James Lileks: Sidewalk shoveling is a legal snow job

It's not often that I advocate breaking the law, as well as shattering the social compact that binds cold-weather residents together in our most perilous times, but the alternative is shattering your hip.

Here's the heresy, as hot and straight as I can serve it: Don't shovel your walk. Everyone will be better off.

Now, let me qualify that a bit before the Minneapolis Snow Police SWAT team shows up at my door.

As you may have noticed, earlier this year we were provided, free of charge, with a generous ration of snow, courtesy of the Thanksgiving Snow Nightmare Crisis of 2019. We'll be talking about that one for years, right?

"Well, they started warning us about the Death Storm a few days before, and I didn't pay no mind until the TV stations sent reporters to the airport to interview people who had changed their flights and were leaving a day early. That's when I realized our lives were at stake."

No, we won't say that. It wasn't a bad storm. And, yes, I went out in advance for bread, milk and toilet paper. But something in my bones said the storm was oversold, and I'd be fine with a baguette, a school-lunch carton of skim and a single roll.

The storm had a few phases. The first ration of snow I removed with the snowblower, which is a one-stage machine. (The difference between a one-stage and a two-stage is that no one with a two-stage ever wishes they had a one-stage.)

Then came more snow, which was either a heavy dusting or a light coating _ you need a meteorologist's license to know the difference.

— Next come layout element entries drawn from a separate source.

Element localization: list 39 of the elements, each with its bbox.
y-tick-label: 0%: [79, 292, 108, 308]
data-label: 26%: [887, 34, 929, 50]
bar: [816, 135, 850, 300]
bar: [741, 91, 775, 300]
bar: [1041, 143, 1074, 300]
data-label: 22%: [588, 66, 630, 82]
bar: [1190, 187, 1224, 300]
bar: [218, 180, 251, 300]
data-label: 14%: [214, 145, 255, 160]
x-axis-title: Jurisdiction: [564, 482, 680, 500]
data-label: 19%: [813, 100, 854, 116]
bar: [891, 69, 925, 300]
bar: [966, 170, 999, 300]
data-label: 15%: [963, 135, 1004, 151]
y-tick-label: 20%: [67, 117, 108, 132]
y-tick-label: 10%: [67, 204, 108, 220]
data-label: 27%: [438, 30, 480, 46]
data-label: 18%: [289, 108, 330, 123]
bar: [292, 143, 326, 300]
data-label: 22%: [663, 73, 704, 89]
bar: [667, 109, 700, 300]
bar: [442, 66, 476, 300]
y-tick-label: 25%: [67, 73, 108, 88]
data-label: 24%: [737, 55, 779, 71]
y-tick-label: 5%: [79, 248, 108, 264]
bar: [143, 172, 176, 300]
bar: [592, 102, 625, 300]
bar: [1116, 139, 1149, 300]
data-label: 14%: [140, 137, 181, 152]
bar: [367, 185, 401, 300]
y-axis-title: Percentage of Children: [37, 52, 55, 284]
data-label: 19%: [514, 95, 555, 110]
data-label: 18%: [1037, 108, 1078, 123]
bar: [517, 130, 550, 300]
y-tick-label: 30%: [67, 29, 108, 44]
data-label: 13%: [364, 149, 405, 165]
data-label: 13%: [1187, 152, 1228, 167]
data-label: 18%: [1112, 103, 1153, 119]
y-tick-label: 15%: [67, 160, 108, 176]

It seemed like overkill to gas up the Toro to snowblow a dusting, and if you understand that sentence, you are a true Minnesotan. But you have to shovel the walks, right? It's the law.

I made one quick pass with a shovel. Then it snowed again, so I fueled up the hard-precipitation rearranger, and if you understand that sentence you are a true Minnesotan with a thesaurus.

Under the snow ... was ice.

Ice is our enemy. A month ago we walked the sidewalks with a carefree stride; now we look for those shiny patches that spell treachery. One moment you're striding along, next moment you're thinking,: "So my tailbone is made of peanut brickle. Who knew?"

Sure, you can attach to your shoes those metal grippy-things _ I hope I'm not getting too technical for you _ and walk along with confidence. But sometimes you forget you have them on. You're listening to the news as you walk the dog, you get all het up about something and leave them on when you get home, only to discover deep bright gouges in the floor all over the house an hour later.

"Honey, I think we need to trim the dog's nails," you shout, but trust me, that works only once.

Here's where I start to run afoul of the law. If we don't shovel the dusting, it provides protection from the ice. A thin layer of crunchy snow gives you traction. Besides, we'll never get the sidewalks down to bare cement for the rest of winter, and we all know it. If the compacted dusting is slickery, strew some grit _ another sentence Minnesotans understand without explanation.

Along with "it's too early to be tired of this," but that's not something only we say. Aloud.